Since this blog was made to inform and to educate I have been dealing with some frustration. Nothing at Washington Hospital Center. It has to do with anesthesia. There was a case that I pumped a few days ago that caused the frustration and today enforced this. The patient was small which means small blood volume and low Hgb. The case was a CABG and we were doing many grafts. We went on and the case was going exceptionally well. We maintained a steady volume and were approaching the end of the case. At WHC we use the CDI 500 (absolutely love it!!), as we are approaching the end of our case we had a resident anesthesiologist walked over and looked at our CDI and notice the Hgb was close to 7.5. He immediately walked over and began to check a unit of blood. WHAT!? We had been doing all that we could to increase the Hgb, (Hemoconcentrating, mannitol, etc.) He had already planned on giving this patient a unit of blood based only on 1 number. We also use the Sominetics Cerebral Monitoring (love it too!) the only thing that was a little off was the Hgb, all the other blood gases and monitors were good. It was really upsetting that someone on our cardiac team can destroy all of the efforts that were made for blood conservation, and give blood.

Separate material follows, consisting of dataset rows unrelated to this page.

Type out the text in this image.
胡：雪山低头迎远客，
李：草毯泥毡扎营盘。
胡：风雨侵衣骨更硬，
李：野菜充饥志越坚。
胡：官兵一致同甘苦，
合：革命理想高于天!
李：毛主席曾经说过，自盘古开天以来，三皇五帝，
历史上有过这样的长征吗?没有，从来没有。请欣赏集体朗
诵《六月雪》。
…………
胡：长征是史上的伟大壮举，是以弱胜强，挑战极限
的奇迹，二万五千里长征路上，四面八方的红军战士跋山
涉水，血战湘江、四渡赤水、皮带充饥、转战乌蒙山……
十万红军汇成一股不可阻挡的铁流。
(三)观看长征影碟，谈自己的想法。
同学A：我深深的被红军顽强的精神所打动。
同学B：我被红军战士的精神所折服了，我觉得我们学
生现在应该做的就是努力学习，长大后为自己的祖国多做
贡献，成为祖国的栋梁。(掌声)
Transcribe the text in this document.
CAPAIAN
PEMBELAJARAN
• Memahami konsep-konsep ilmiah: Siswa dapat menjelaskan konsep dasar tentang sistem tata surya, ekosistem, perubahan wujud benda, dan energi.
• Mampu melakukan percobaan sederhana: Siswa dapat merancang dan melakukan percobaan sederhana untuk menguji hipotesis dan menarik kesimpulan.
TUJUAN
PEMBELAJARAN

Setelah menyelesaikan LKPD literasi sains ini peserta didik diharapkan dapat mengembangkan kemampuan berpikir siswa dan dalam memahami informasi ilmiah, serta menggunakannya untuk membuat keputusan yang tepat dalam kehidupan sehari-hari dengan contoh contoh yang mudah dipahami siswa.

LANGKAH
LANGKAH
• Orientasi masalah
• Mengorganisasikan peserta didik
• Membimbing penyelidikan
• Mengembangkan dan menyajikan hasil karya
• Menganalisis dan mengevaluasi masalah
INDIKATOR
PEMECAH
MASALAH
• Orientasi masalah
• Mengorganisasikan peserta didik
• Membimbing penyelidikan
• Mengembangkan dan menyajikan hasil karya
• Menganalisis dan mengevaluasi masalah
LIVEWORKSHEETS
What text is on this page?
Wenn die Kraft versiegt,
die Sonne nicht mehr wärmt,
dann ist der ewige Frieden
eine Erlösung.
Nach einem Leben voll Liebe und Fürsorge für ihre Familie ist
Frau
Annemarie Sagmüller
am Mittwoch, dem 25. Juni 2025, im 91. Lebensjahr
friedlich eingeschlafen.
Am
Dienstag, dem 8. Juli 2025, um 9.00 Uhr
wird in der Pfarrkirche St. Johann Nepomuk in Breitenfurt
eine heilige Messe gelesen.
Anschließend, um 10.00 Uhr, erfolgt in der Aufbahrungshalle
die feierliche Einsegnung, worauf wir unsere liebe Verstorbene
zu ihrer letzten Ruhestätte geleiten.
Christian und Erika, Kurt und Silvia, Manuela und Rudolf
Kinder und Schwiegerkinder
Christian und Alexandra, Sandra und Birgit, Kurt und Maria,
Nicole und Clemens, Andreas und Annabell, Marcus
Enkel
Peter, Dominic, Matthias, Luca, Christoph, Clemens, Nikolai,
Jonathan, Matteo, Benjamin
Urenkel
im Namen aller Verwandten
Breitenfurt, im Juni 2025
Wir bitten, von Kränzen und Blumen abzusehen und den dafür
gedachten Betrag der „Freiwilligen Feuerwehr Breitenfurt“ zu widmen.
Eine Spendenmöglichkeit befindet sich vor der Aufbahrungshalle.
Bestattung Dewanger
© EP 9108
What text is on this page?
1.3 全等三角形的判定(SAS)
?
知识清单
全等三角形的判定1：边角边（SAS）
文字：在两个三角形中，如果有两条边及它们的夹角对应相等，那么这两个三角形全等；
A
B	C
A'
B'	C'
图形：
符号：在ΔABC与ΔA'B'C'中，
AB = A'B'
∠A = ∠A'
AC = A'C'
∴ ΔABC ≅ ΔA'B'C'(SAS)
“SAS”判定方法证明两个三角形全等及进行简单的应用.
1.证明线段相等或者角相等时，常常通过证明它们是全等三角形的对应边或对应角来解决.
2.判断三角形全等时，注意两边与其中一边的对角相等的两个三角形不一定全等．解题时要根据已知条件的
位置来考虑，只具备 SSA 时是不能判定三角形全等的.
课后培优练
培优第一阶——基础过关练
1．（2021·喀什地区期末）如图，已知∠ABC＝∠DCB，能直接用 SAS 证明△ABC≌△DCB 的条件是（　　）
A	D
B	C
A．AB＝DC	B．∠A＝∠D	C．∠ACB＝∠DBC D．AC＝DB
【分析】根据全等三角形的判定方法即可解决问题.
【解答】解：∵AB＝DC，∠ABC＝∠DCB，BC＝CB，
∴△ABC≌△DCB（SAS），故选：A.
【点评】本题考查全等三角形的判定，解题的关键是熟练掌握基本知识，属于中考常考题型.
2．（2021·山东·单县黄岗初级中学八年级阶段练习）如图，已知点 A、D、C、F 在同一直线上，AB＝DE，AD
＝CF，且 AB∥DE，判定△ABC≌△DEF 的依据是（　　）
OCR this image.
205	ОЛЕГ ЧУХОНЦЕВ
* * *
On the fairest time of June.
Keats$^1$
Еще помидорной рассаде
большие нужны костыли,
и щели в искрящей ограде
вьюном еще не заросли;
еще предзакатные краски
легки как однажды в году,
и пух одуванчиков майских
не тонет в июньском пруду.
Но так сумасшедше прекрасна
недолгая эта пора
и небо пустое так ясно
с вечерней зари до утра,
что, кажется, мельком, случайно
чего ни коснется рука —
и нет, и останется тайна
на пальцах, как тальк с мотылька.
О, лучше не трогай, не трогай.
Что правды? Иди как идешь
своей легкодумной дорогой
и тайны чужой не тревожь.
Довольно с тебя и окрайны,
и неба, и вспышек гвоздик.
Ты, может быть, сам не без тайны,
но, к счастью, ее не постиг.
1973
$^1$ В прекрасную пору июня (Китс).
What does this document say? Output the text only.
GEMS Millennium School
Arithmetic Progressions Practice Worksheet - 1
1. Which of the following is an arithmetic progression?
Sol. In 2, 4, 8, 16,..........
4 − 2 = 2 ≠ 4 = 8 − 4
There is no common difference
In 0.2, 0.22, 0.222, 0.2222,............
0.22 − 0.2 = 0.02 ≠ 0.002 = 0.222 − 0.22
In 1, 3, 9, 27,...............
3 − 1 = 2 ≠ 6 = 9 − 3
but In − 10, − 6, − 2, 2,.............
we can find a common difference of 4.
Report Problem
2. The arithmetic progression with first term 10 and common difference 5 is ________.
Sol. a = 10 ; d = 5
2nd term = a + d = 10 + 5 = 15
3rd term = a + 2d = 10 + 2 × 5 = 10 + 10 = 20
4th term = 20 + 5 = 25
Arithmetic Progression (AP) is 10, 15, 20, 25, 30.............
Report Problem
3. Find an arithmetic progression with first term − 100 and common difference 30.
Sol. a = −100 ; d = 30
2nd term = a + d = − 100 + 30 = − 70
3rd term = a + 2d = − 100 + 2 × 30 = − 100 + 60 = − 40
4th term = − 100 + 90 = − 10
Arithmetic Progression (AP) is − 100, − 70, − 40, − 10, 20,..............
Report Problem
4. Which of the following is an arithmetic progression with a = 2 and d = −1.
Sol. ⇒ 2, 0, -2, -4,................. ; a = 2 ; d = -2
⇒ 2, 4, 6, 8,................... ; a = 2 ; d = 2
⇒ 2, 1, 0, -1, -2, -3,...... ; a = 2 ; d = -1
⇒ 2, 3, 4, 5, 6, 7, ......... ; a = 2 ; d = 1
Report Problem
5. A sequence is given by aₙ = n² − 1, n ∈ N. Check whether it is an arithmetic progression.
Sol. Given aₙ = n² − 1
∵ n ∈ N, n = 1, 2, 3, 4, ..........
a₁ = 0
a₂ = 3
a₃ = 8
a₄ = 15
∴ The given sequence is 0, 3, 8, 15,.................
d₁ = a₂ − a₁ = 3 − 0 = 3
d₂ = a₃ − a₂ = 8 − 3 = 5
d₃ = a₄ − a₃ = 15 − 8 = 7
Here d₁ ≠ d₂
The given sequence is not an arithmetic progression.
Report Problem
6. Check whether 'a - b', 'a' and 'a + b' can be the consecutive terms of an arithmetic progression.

The educational part of this is there needs to be involvement of every member of the team, education is the foremost. This resident didn't look at "the big" picture but focused on only one thing. The perfusionist that I was with was livid. She couldn't believe what she was seeing. She truly was a "patient advocate". I learned that it is my job to stick up to anyone no matter who it is or what the issue is, the patient has a right to the best service. All of this so the anesthesia resident didn't have to work too hard.
Thus the issue today, another small patient, another small Hgb. Prebypass anesthesia gave over 2 liters. The estimated post dilutional hematocrit was 6.3, we ended up priming with one unit of blood. Turns out we had plenty of volume (it was a valve) and could have hemoconcentrated while on bypass to help with the Hgb. Patient did great ended with a Hgb of 9.8 and anesthesia gave over 3.5 liters is a bypass run of just over an hour.
My learning points. 1. Don't jump the gun when deciding to give blood, wait and see what the first gas comes back with before adding. 2. Be more aggressive when RAPing, and VAPing, even if I need anesthesia's help in getting pressure up so I can accomplish this task. 3. Use all of the tools to put together an action for each patient not just a single number. 4. Don't treat a number! Treat a patient.
Greg
Greg,
ReplyDeleteI am having a hard time with this same issue. It seems like some staff in the OR don't realize what a big decision it is to give blood. We have blood in the room for most cases, and sometimes we prime the pump with one or even two units of blood. How do everyone else's clinical sites handle giving blood?